At last, the colonial mess that is the fourth is over. Almost.

Normally, today it wold be time to get down to the business of summer, but colonialism will always extract its price, and this year, that means an official closure of everything to give the already most privileged yet another paid holiday.

We were thankfully granted a small reprieve last night, with mostly only the ton’s official fireworks display putting the land at risk. This is, after all, now a 1,200-year drought, and the small amounts of precipitation we’ve had thus far don’t even put the shallowest dent in it. More, last night’s temperatures remained high even as the wind kicked up a fierce demonstration of trickster power, perhaps inducing those who would otherwise have engaged in risky firebug behaviors to keep their powder dry just this once.

Earth and sky weighed in last night as well, an hour or so after the town wrapped up the last of its dangerous folly: A powerful lightning storm unrolled across the peaks to the east, delivering thunder, more wind, and a good half-hour or pouring rain, fading to a soft drizzle thereafter.

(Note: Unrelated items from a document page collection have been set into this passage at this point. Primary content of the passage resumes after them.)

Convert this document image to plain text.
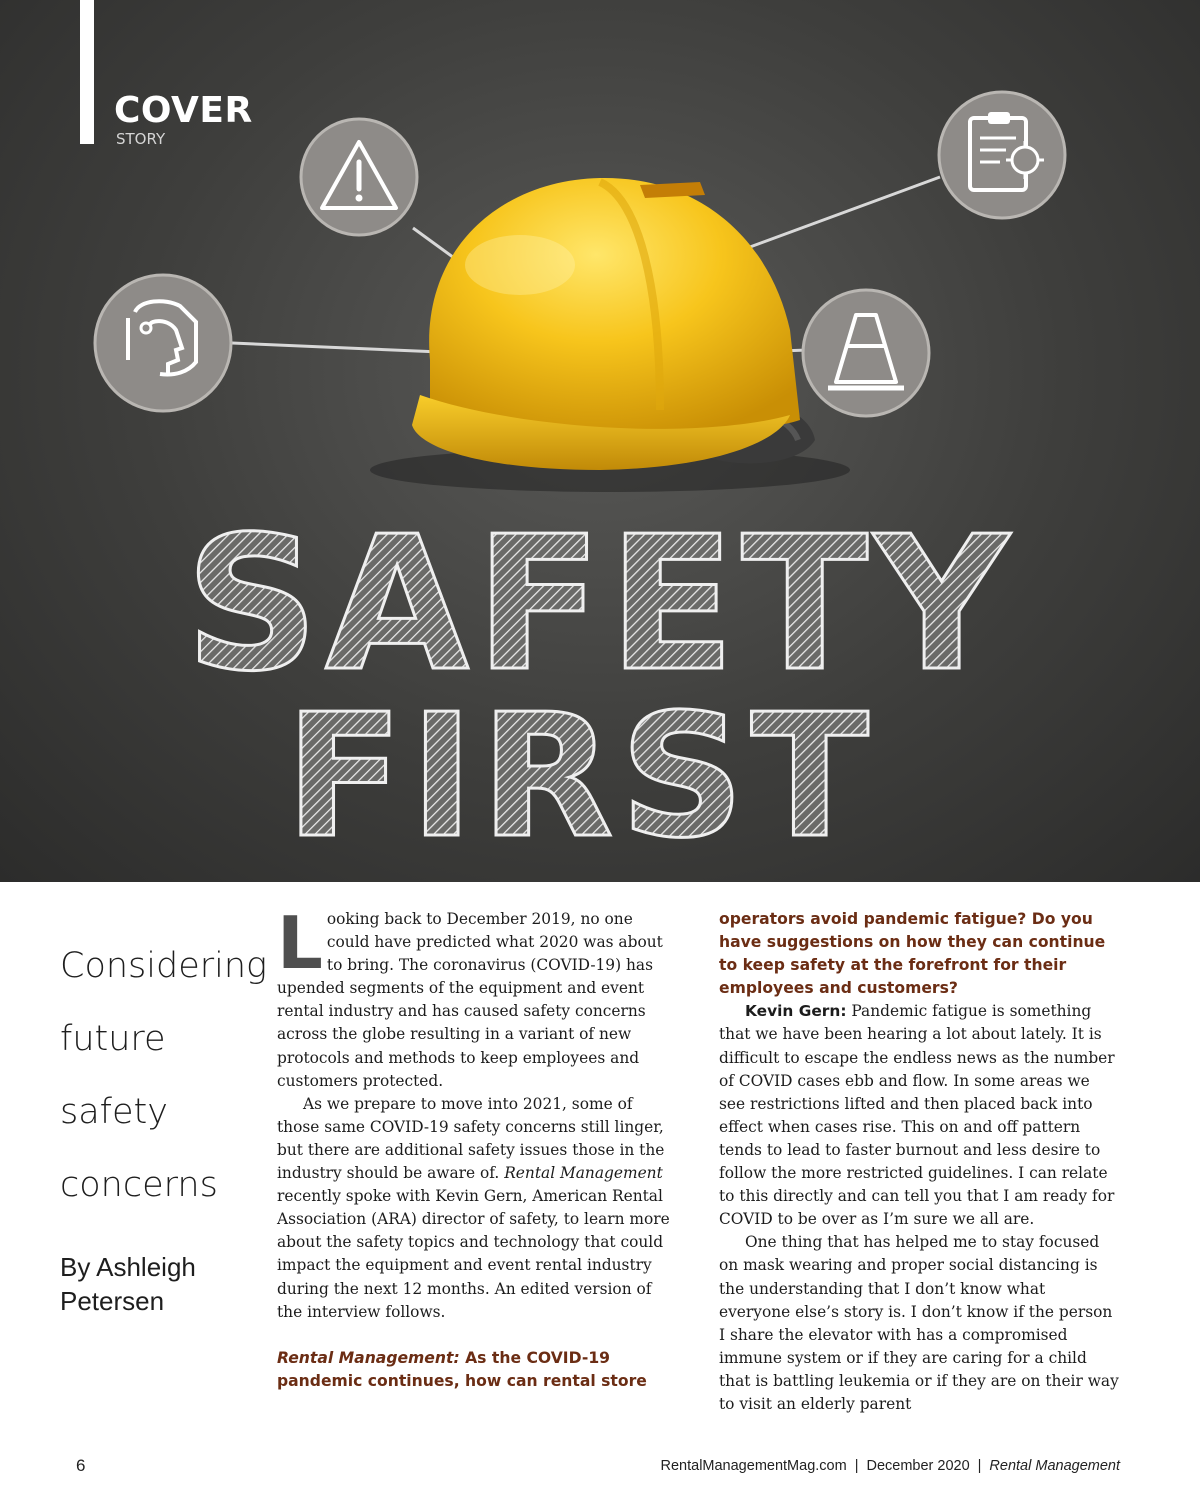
SAFETY
FIRST
COVER
STORY
Considering
future
safety
concerns
By Ashleigh
Petersen

Looking back to December 2019, no one could have predicted what 2020 was about to bring. The coronavirus (COVID-19) has upended segments of the equipment and event rental industry and has caused safety concerns across the globe resulting in a variant of new protocols and methods to keep employees and customers protected.

As we prepare to move into 2021, some of those same COVID-19 safety concerns still linger, but there are additional safety issues those in the industry should be aware of. Rental Management recently spoke with Kevin Gern, American Rental Association (ARA) director of safety, to learn more about the safety topics and technology that could impact the equipment and event rental industry during the next 12 months. An edited version of the interview follows.

Rental Management: As the COVID-19 pandemic continues, how can rental store

operators avoid pandemic fatigue? Do you have suggestions on how they can continue to keep safety at the forefront for their employees and customers?

Kevin Gern: Pandemic fatigue is something that we have been hearing a lot about lately. It is difficult to escape the endless news as the number of COVID cases ebb and flow. In some areas we see restrictions lifted and then placed back into effect when cases rise. This on and off pattern tends to lead to faster burnout and less desire to follow the more restricted guidelines. I can relate to this directly and can tell you that I am ready for COVID to be over as I’m sure we all are.

One thing that has helped me to stay focused on mask wearing and proper social distancing is the understanding that I don’t know what everyone else’s story is. I don’t know if the person I share the elevator with has a compromised immune system or if they are caring for a child that is battling leukemia or if they are on their way to visit an elderly parent

6	RentalManagementMag.com | December 2020 | Rental Management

The lightning, however, continued for another two hours or more, and it felt like a warning.

Spirit knows the colonial world needs to heed it now.

This is, in this place, what should be fully midsummer, the early heart of the monsoon season. The rivers should be running hard and high and fast, whitecaps overflowing their boulders and banks as they race southward in gravity’s vise-like grip. The Río Pueblo that bisects the old village plaza should look as it did in the image above, one Wings captured a decade or so ago, and it should be flowing abundantly with its fellow tributaries into the wide powerful waters of the Río Grande.

The Big River is abysmally low now.

It’s not just the downstream areas that will suffer. Up here, our habitat is already grossly endangered, and still they come, invaders seeking to strain this most precious of resources far beyond capacity.

It’s a capacity several times lower than it should be, but even were it at full mass and volume, it could not sustain this level of deliberate harm.

These ands are suffering, and the people of it, too, and it’s going to get far worse. We are watching the medicine disappear: watching the flow dry up in real time, the smallest pools evaporate, the trees expire and the grasses burn up in the fields; watching, too, the animals and birds and insects seek shelter and mostly find none, indigenous species driven out to be supplanted by invaders of their own.

There is work to do.

That work lies not in colonial/outsider-led efforts that seek to undermine a third of a century of work by the Indigenous people who belong to this place. It lies in protecting them and their lands, always with them doing the leading. It lies in colonial interests surrendering to Indigenous ones, in their giving up of their privilege and ill-gotten gains to support the people from whom those gains, like the water now, are still being stolen.

But yesterday reminds us how unready they are to do so, and even more unwilling.

Now the water flows high only in memory, as before our eyes we are watching the medicine disappear. It’s time for reclamation.